El contador de cartas, todas las formas de la redención

04/02/2022

El contador de cartas. Paul SchraderEl último personaje perdido de Paul Schrader no había leído un libro entero hasta entrar en la cárcel, una vez allí subió el listón hasta las Meditaciones de Marco Aurelio y, a su salida de prisión, comenzó a preocuparse por las lecturas ajenas. Maniáticamente pulcro y metódico, ha hecho del póquer su modo de vida y su expresión, la que hace suya Oscar Isaac, sugiere falta de ilusión, de ambición y de planes más allá del juego: la conciencia de una derrota y un abandono a la rutina.

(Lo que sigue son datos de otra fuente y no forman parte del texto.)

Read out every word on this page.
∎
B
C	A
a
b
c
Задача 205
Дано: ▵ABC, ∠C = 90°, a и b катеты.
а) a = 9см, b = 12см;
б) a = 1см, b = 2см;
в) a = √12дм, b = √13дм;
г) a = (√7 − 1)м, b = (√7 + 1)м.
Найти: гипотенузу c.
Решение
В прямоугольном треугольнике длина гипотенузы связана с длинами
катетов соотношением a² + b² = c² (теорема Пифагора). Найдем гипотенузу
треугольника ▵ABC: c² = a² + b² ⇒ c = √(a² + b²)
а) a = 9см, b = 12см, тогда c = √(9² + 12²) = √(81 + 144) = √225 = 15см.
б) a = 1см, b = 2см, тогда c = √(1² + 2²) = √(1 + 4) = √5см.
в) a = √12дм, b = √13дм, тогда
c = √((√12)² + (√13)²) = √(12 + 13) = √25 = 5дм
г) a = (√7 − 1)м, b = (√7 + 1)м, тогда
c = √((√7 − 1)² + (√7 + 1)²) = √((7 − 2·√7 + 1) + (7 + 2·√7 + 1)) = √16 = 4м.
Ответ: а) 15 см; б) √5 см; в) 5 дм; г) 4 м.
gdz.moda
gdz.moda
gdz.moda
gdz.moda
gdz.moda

Todo cambia cuando un joven (Tye Sheridan) viene a remover su pasado: las torturas a prisioneros en Abu Ghraib tras la guerra de Irak que le llevaron a la cárcel y la impunidad de los responsables últimos de esa violencia, con mucha mejor vida que la suya. Entonces el contador de cartas adquiere, por interposición ajena, un propósito vital: asegurar la educación y la economía de un muchacho que primero sufrió y después perdió a su padre, participante también en los abusos, y también tratar de que olvide su afán vengativo hacia el impulsor de esos martirios (William Dafoe). Cubrir sus necesidades materiales no será demasiado difícil, lograr que pase página sí e implicará revivir literalmente los horrores y volver a empezar. Sin embargo, en el camino, con algo de épico pese a transcurrir entre casinos, encontrará contra todo pronóstico el amor (Tiffany Haddish).

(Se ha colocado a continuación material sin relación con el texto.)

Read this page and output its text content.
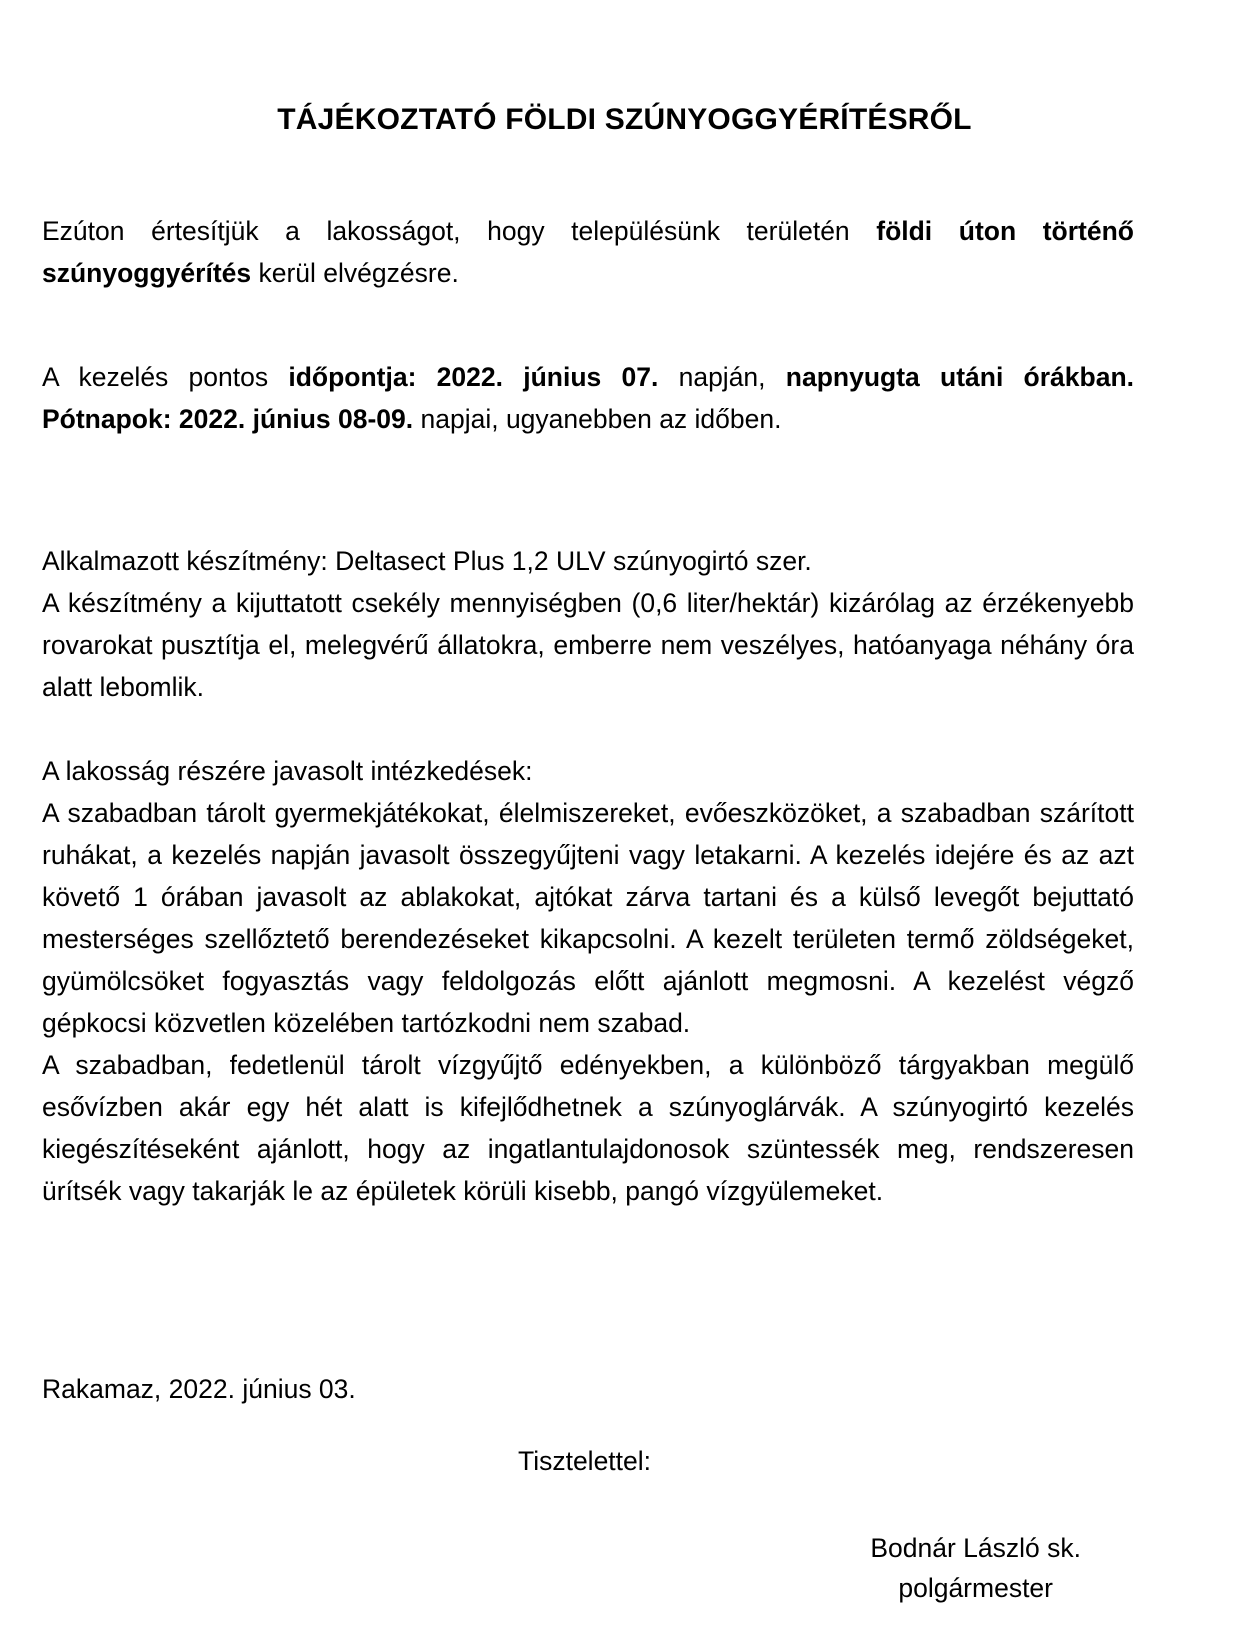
TÁJÉKOZTATÓ FÖLDI SZÚNYOGGYÉRÍTÉSRŐL

Ezúton értesítjük a lakosságot, hogy településünk területén földi úton történő szúnyoggyérítés kerül elvégzésre.

A kezelés pontos időpontja: 2022. június 07. napján, napnyugta utáni órákban. Pótnapok: 2022. június 08-09. napjai, ugyanebben az időben.

Alkalmazott készítmény: Deltasect Plus 1,2 ULV szúnyogirtó szer.

A készítmény a kijuttatott csekély mennyiségben (0,6 liter/hektár) kizárólag az érzékenyebb rovarokat pusztítja el, melegvérű állatokra, emberre nem veszélyes, hatóanyaga néhány óra alatt lebomlik.

A lakosság részére javasolt intézkedések:

A szabadban tárolt gyermekjátékokat, élelmiszereket, evőeszközöket, a szabadban szárított ruhákat, a kezelés napján javasolt összegyűjteni vagy letakarni. A kezelés idejére és az azt követő 1 órában javasolt az ablakokat, ajtókat zárva tartani és a külső levegőt bejuttató mesterséges szellőztető berendezéseket kikapcsolni. A kezelt területen termő zöldségeket, gyümölcsöket fogyasztás vagy feldolgozás előtt ajánlott megmosni. A kezelést végző gépkocsi közvetlen közelében tartózkodni nem szabad.

A szabadban, fedetlenül tárolt vízgyűjtő edényekben, a különböző tárgyakban megülő esővízben akár egy hét alatt is kifejlődhetnek a szúnyoglárvák. A szúnyogirtó kezelés kiegészítéseként ajánlott, hogy az ingatlantulajdonosok szüntessék meg, rendszeresen ürítsék vagy takarják le az épületek körüli kisebb, pangó vízgyülemeket.

Rakamaz, 2022. június 03.
Tisztelettel:
Bodnár László sk.
polgármester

La relativa redención, para el protagonista, llega por dos vías aparentemente poco propicias: mecánicos juegos de cartas que, precisamente por lo automático de sus procedimientos, lo salvan mientras duran del derrumbe y de la culpa y, finalmente, una violencia a la que tiene que regresar por principios y que ejerce también mecánicamente; muchas pistas nos hablan, de inicio a final del filme, de un rechazo extremo a lo sucio.

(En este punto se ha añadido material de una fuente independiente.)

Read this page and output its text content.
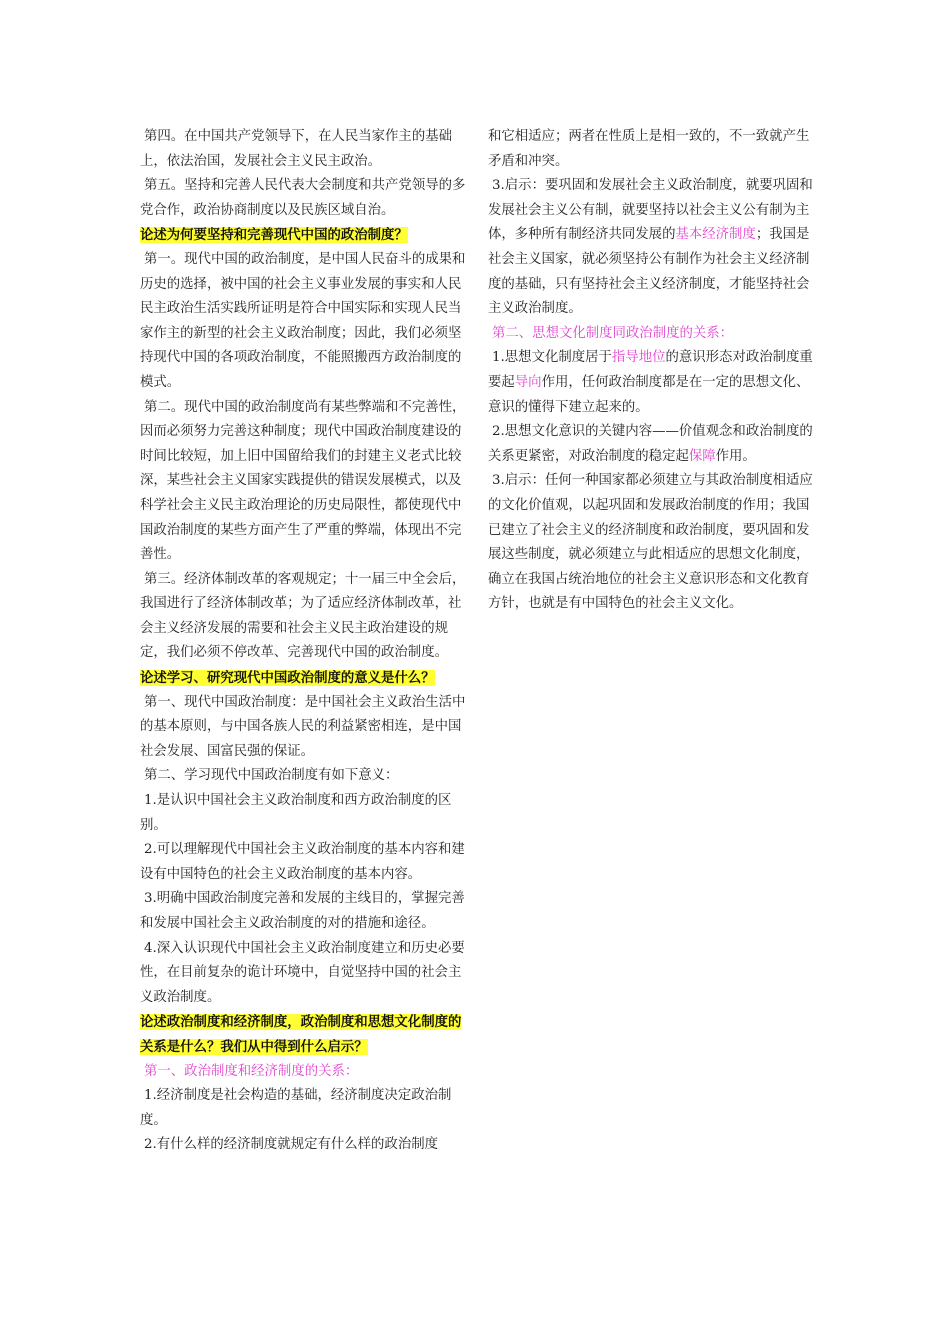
第四。在中国共产党领导下，在人民当家作主的基础上，依法治国，发展社会主义民主政治。

第五。坚持和完善人民代表大会制度和共产党领导的多党合作，政治协商制度以及民族区域自治。

论述为何要坚持和完善现代中国的政治制度？

第一。现代中国的政治制度，是中国人民奋斗的成果和历史的选择，被中国的社会主义事业发展的事实和人民民主政治生活实践所证明是符合中国实际和实现人民当家作主的新型的社会主义政治制度；因此，我们必须坚持现代中国的各项政治制度，不能照搬西方政治制度的模式。

第二。现代中国的政治制度尚有某些弊端和不完善性，因而必须努力完善这种制度；现代中国政治制度建设的时间比较短，加上旧中国留给我们的封建主义老式比较深，某些社会主义国家实践提供的错误发展模式，以及科学社会主义民主政治理论的历史局限性，都使现代中国政治制度的某些方面产生了严重的弊端，体现出不完善性。

第三。经济体制改革的客观规定；十一届三中全会后，我国进行了经济体制改革；为了适应经济体制改革，社会主义经济发展的需要和社会主义民主政治建设的规定，我们必须不停改革、完善现代中国的政治制度。

论述学习、研究现代中国政治制度的意义是什么？

第一、现代中国政治制度：是中国社会主义政治生活中的基本原则，与中国各族人民的利益紧密相连，是中国社会发展、国富民强的保证。

第二、学习现代中国政治制度有如下意义：

1.是认识中国社会主义政治制度和西方政治制度的区别。

2.可以理解现代中国社会主义政治制度的基本内容和建设有中国特色的社会主义政治制度的基本内容。

3.明确中国政治制度完善和发展的主线目的，掌握完善和发展中国社会主义政治制度的对的措施和途径。

4.深入认识现代中国社会主义政治制度建立和历史必要性，在目前复杂的诡计环境中，自觉坚持中国的社会主义政治制度。

论述政治制度和经济制度，政治制度和思想文化制度的关系是什么？我们从中得到什么启示？

第一、政治制度和经济制度的关系：

1.经济制度是社会构造的基础，经济制度决定政治制度。

2.有什么样的经济制度就规定有什么样的政治制度

和它相适应；两者在性质上是相一致的，不一致就产生矛盾和冲突。

3.启示：要巩固和发展社会主义政治制度，就要巩固和发展社会主义公有制，就要坚持以社会主义公有制为主体，多种所有制经济共同发展的基本经济制度；我国是社会主义国家，就必须坚持公有制作为社会主义经济制度的基础，只有坚持社会主义经济制度，才能坚持社会主义政治制度。

第二、思想文化制度同政治制度的关系：

1.思想文化制度居于指导地位的意识形态对政治制度重要起导向作用，任何政治制度都是在一定的思想文化、意识的懂得下建立起来的。

2.思想文化意识的关键内容——价值观念和政治制度的关系更紧密，对政治制度的稳定起保障作用。

3.启示：任何一种国家都必须建立与其政治制度相适应的文化价值观，以起巩固和发展政治制度的作用；我国已建立了社会主义的经济制度和政治制度，要巩固和发展这些制度，就必须建立与此相适应的思想文化制度，确立在我国占统治地位的社会主义意识形态和文化教育方针，也就是有中国特色的社会主义文化。
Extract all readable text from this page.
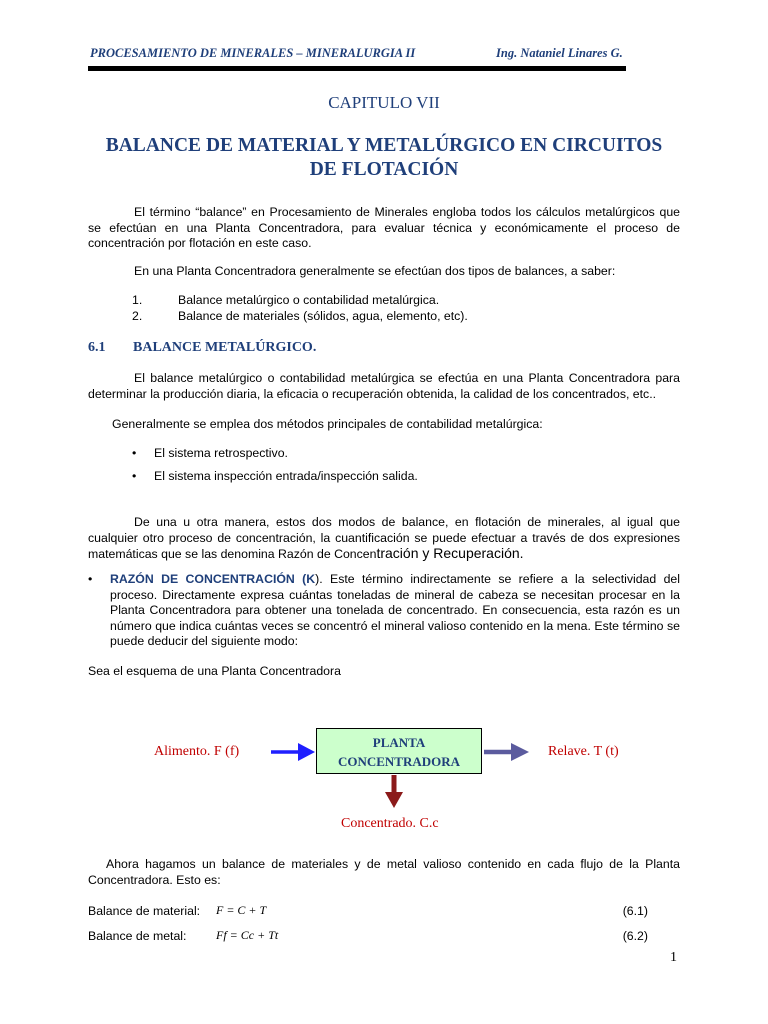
PROCESAMIENTO DE MINERALES – MINERALURGIA II	Ing. Nataniel Linares G.
CAPITULO VII
BALANCE DE MATERIAL Y METALÚRGICO EN CIRCUITOS
DE FLOTACIÓN
El término “balance” en Procesamiento de Minerales engloba todos los cálculos metalúrgicos que se efectúan en una Planta Concentradora, para evaluar técnica y económicamente el proceso de concentración por flotación en este caso.
En una Planta Concentradora generalmente se efectúan dos tipos de balances, a saber:
1.	Balance metalúrgico o contabilidad metalúrgica.
2.	Balance de materiales (sólidos, agua, elemento, etc).
6.1 BALANCE METALÚRGICO.
El balance metalúrgico o contabilidad metalúrgica se efectúa en una Planta Concentradora para determinar la producción diaria, la eficacia o recuperación obtenida, la calidad de los concentrados, etc..
Generalmente se emplea dos métodos principales de contabilidad metalúrgica:
• El sistema retrospectivo.
• El sistema inspección entrada/inspección salida.
De una u otra manera, estos dos modos de balance, en flotación de minerales, al igual que cualquier otro proceso de concentración, la cuantificación se puede efectuar a través de dos expresiones matemáticas que se las denomina Razón de Concentración y Recuperación.
• RAZÓN DE CONCENTRACIÓN (K). Este término indirectamente se refiere a la selectividad del proceso. Directamente expresa cuántas toneladas de mineral de cabeza se necesitan procesar en la Planta Concentradora para obtener una tonelada de concentrado. En consecuencia, esta razón es un número que indica cuántas veces se concentró el mineral valioso contenido en la mena. Este término se puede deducir del siguiente modo:
Sea el esquema de una Planta Concentradora
PLANTA
CONCENTRADORA
Alimento. F (f)	Relave. T (t)
Concentrado. C.c
Ahora hagamos un balance de materiales y de metal valioso contenido en cada flujo de la Planta Concentradora. Esto es:
Balance de material: F = C + T	(6.1)
Balance de metal: Ff = Cc + Tt	(6.2)
1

Pese a la linealidad de la trama y su anclaje en el presente, nada en ella se entiende sin el pasado, que es lastre y explicación del carácter del exsoldado: su personalidad parece ser la equivalencia humana de los no lugares por los que transita, frío y ajeno a casi nada que no sean los pormenores de su partida, una distancia que seguramente hubo de tomar también en Abu Ghraib sumido en el clima sin moral que propició lo terrible. Como es habitual en el cine de Schrader, no conocemos de él más datos que los justos para comprender sus motivaciones; no convierte a sus personajes en arquetipos, pero sí en individuos medianamente intercambiables por otros en sus mismas circunstancias, sin que quepa la anécdota. La individualidad va por dentro y, como nos ocurriría si topáramos con este antiguo convicto en una sala de juego o en un hotel de carretera, no tenemos más que acceso limitado a ella; ni siquiera en su soledad se regala este individuo, torturado igualmente a su manera, la relajación suficiente para despojarse de la máscara, para la calma.

Refuerza esa sensación el trabajo con los ángulos de la cámara: rara vez se modifican, convencido Schrader de que las personas no serán totalmente las mismas si las contemplamos desde otra perspectiva. Nos niega otros enfoques, a la vez que opta por el ángulo más probablemente limpio y fiable, incluso en la complejidad del interior de los casinos; el suyo es el terreno del ascetismo, y la luz y el color solo entran en la película, y en la vida del contador, cuando estrecha relaciones con una comisionista que respeta el riego sin temerlo.

Las rectas son aquí las carreteras adoptadas por los muy abrasados por las curvas.